The obsessive rage of the first movement is immediately snuffed out in the Andante, where revolutionary stirrings softly bring a sense of distant optimism in A-flat major. A set of variations follows, dreamily elaborating on the optimistic theme while reference to the ‘fate’ motto is left hidden in an accompaniment figure. The Scherzo opens with an unsettled G-minor arpeggio which rises up from the depths of the double basses, perhaps familiar from Mozart’s Symphony No. 40. The horns cry out “Fools!”, unmistakeably referencing the ‘fate’ rhythm. A middle passage follows, in which low strings scrub furiously around a hesitatingly vigorous theme.
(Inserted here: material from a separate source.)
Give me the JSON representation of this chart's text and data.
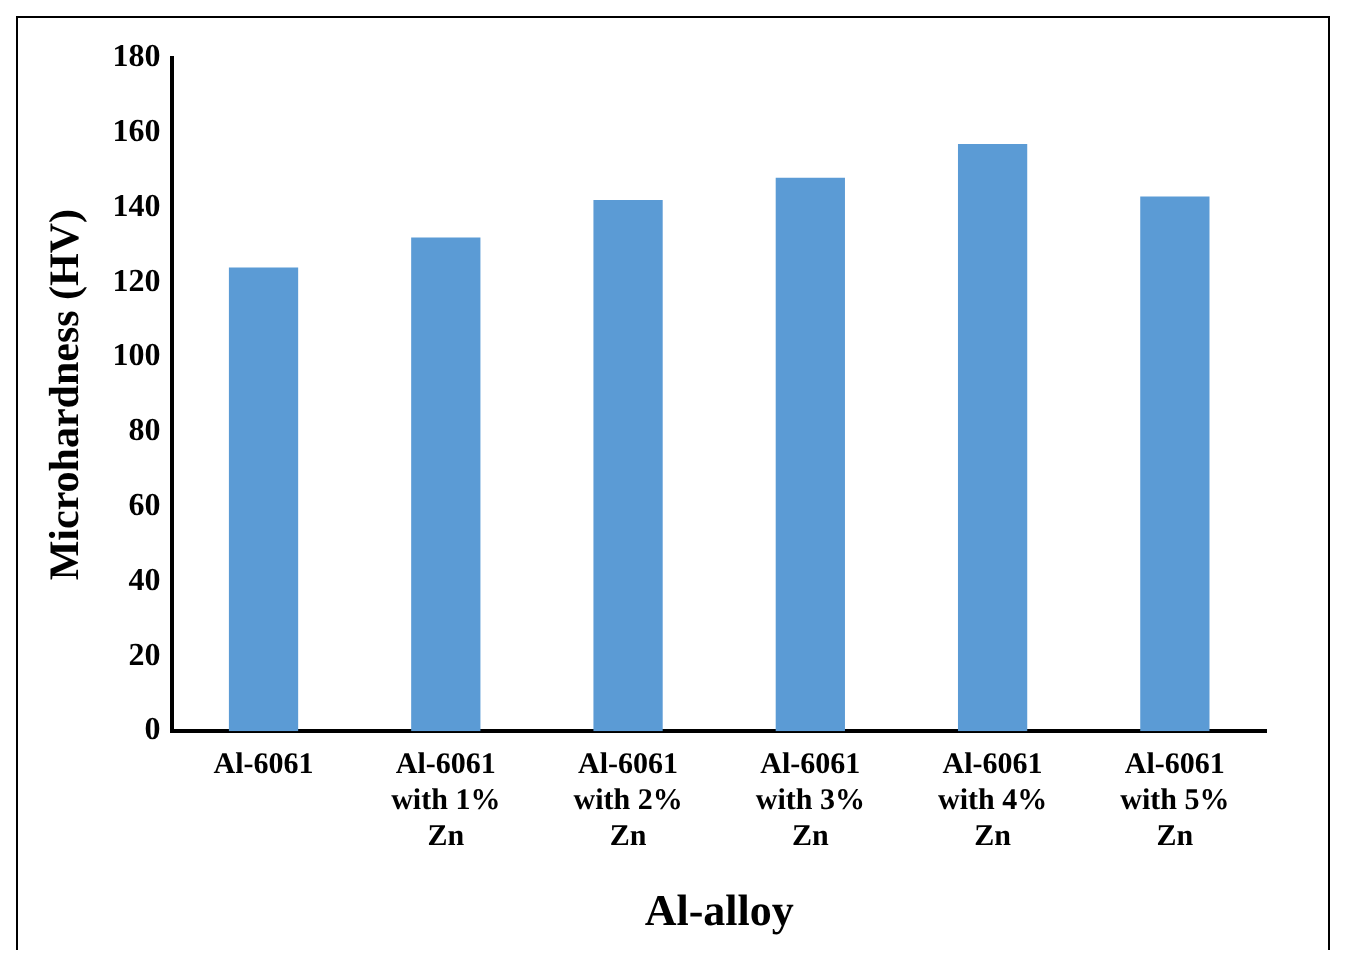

Variously performed with or without an extensive repeated passage (this remains a hotly debated controversy), the Scherzo eventually dissolves into darkness. Through the mists, a soft timpani pulsation emerges. The strings restlessly search for resolution, higher and higher, until the finale blazes into view in triumphant C-major, trombones and piccolo appearing in a symphony for one of the very first times. The remainder of the symphony is a joyous, energetic affirmation of the journey we have experienced from the relentless obsession with ‘fate’ (or whatever the motif represents for us as individuals) in the first movement.